2018-08-24	Introduce a new SSA-based intermediate format	Björn Gustavsson
	v3_codegen is replaced by three new passes: * beam_kernel_to_ssa which translates the Kernel Erlang format to a new SSA-based intermediate format. * beam_ssa_pre_codegen which prepares the SSA-based format for code generation, including register allocation. Registers are allocated using the linear scan algorithm. * beam_ssa_codegen which generates BEAM assembly code from the SSA-based format. It easier and more effective to optimize the SSA-based format before X and Y registers have been assigned. The current optimization passes constantly have to make sure no "holes" in the X register assignments are created (that is, that no X register becomes undefined that an allocation instruction depends on). This commit also introduces the following optimizations: * Replacing of tuple matching of records with the is_tagged_tuple instruction. (Replacing beam_record.) * Sinking of get_tuple_element instructions to just before the first use of the extracted values. As well as potentially avoiding extracting tuple elements when they are not actually used on all executions paths, this optimization could also reduce the number values that will need to be stored in Y registers. (Similar to beam_reorder, but more effective.) * Live optimizations, removing the definition of a variable that is not subsequently used (provided that the operation has no side effects), as well strength reduction of binary matching by replacing the extraction of value from a binary with a skip instruction. (Used to be done by beam_block, beam_utils, and v3_codegen.) * Removal of redundant bs_restore2 instructions. (Formerly done by beam_bs.) * Type-based optimizations across branches.
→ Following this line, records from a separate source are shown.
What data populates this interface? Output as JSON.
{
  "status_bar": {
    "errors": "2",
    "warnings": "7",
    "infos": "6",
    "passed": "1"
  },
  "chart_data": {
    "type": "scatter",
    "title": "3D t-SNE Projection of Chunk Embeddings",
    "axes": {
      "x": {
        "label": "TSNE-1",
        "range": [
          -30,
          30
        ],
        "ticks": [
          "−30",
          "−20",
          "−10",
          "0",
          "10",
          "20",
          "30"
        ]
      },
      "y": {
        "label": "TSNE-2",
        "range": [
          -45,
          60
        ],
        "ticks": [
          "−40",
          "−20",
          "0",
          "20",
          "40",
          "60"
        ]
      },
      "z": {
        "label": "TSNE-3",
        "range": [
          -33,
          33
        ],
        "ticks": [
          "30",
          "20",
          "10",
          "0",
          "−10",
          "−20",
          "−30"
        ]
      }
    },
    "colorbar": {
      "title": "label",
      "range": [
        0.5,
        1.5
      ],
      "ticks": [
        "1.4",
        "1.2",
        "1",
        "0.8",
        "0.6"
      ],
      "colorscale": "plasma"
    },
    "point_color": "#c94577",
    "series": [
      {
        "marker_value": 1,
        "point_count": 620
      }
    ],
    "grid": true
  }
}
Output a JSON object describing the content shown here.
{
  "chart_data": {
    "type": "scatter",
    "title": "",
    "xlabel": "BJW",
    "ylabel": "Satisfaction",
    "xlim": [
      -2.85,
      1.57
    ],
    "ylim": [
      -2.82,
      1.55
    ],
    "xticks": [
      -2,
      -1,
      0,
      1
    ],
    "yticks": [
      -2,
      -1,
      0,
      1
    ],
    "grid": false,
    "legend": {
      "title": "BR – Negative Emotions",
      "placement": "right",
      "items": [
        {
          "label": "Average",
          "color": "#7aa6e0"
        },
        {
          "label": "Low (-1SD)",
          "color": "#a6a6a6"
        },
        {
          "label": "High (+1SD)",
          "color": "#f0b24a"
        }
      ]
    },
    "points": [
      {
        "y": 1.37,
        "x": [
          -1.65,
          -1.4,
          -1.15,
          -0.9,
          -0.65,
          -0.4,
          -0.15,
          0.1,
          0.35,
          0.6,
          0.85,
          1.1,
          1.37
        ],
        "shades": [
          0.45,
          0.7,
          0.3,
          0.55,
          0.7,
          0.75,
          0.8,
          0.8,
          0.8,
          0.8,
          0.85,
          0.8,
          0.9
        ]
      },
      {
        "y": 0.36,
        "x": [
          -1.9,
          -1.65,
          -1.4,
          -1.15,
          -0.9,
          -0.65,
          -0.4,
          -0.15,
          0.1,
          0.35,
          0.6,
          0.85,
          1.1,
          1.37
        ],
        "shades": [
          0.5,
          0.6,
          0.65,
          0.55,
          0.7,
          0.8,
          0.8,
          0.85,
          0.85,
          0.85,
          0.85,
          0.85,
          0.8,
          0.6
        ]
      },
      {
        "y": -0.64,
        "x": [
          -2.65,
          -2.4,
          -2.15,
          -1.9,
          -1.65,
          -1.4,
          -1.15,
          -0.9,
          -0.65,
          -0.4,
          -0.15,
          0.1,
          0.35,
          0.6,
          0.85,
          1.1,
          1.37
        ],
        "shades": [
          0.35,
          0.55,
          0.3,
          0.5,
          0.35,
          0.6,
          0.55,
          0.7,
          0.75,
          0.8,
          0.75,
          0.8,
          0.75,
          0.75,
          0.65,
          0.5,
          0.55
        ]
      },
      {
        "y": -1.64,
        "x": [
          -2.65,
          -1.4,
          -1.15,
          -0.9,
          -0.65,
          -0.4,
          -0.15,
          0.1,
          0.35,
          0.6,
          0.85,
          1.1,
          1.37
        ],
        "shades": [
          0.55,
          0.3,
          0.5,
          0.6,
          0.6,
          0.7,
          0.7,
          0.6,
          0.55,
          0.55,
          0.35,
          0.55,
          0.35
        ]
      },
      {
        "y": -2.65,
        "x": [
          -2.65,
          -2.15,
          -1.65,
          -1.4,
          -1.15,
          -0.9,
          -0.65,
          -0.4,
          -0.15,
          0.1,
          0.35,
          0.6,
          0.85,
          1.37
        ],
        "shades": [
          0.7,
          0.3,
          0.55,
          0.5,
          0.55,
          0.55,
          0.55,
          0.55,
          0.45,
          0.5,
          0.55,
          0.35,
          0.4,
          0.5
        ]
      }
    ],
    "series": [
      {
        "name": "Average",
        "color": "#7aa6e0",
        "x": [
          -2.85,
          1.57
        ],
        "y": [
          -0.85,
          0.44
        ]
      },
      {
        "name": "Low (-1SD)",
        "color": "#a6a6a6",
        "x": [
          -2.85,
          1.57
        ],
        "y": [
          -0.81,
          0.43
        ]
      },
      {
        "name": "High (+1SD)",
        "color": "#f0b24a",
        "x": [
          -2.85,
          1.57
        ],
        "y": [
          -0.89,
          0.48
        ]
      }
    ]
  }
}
More effective than the old beam_type pass that only did type-based optimizations in basic blocks. * Optimization of floating point instructions. (Formerly done by beam_type.) * Optimization of receive statements to introduce recv_mark and recv_set instructions. More effective with far fewer restrictions on what instructions are allowed between creating the reference and entering the receive statement. * Common subexpression elimination. (Formerly done by beam_block.)